Some U.S.-based groups have also raised concerns over the effect of such an agreement on workers’ rights across the hemisphere. New York-based Human Rights Watch (HRW) asked trade ministers Thursday to carefully consider labor rights as they prepared the FTAA blueprint.

“Free trade won’t lift lives if it rewards, rather than discourages, harmful child labor, sex discrimination, and anti-union conduct,” said Carol Pier, HRW’s labor rights and trade researcher.

According to Jason Mark of California-based Global Exchange, a social justice organization, the agreement would be “yet another example of the kind of free-market fundamentalism that has created a global race to the bottom that erodes environmental protection, workers’ livelihoods, and human rights.”

Opposition to the FTAA has been strengthened by the experience of the 1994 North American Free Trade Agreement (NAFTA) – involving the U.S., Canada, and Mexico – which serves as a model for the new plan. A recent study by two Tufts University researchers concludes that Mexico has received virtually no benefits from NAFTA. Instead, they found that unemployment and environmental degradation in the country have increased.

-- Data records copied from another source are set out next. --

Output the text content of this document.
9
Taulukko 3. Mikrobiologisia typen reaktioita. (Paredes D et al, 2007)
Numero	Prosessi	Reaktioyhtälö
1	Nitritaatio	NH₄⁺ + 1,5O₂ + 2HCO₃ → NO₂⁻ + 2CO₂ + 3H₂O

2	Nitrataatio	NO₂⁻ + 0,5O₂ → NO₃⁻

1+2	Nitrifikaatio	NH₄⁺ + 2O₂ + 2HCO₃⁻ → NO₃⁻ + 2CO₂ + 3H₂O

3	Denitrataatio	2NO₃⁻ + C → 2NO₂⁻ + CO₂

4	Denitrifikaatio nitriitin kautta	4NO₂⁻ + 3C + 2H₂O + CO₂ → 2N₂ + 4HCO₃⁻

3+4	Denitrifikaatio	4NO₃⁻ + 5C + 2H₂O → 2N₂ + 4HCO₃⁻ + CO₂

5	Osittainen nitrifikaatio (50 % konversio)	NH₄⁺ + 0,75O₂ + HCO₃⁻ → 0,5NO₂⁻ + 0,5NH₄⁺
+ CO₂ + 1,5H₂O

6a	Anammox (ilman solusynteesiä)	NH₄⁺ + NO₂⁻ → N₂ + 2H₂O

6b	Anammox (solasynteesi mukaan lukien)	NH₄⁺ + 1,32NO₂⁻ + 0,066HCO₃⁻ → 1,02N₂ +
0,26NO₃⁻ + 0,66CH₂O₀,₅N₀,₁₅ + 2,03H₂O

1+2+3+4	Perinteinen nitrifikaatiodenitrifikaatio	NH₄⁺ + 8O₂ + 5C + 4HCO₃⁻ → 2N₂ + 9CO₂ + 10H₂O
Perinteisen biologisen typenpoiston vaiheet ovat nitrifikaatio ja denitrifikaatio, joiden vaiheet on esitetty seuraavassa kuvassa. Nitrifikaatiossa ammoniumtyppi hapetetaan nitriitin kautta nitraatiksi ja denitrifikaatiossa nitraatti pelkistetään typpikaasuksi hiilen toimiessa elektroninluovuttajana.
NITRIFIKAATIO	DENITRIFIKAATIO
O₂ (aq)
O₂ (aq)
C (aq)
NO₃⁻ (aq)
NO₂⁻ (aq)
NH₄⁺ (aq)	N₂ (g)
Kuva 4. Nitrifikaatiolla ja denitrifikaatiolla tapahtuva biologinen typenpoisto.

“It is widely accepted that the goal of economic integration should be to raise living standards,” wrote Timothy Wise and Kevin Gallagher. “According to our review of the public record, NAFTA has yet to fulfill that promise.”

While trade liberalization has increased investment in Mexico, and foreign direct investment has nearly tripled, economic growth remains sluggish – under one percent annually – and real wages for most Mexican workers have dropped by 23 percent since NAFTA began, according to Wise and Gallagher.

Moreover, NAFTA has not brought cleaner technologies to Mexican industries; industrial pollution has nearly doubled since 1988 and real spending on the environment has declined by 45 percent since NAFTA took effect, the researchers said.

Ecuador’s own experience with opening its markets to international trade has also been negative. A recent review by SAPRI-Ecuador – a group of World Bank (news – web sites), government, and nonprofit organizations – concluded that two decades of such policies have “stripped Ecuador of its productive capacity, deindustrialized the country, and reduced food security,” among other ill effects.

The Quito meeting of trade ministers is the latest in a series of negotiations that the U.S. hopes will result in a finalized FTAA by 2005.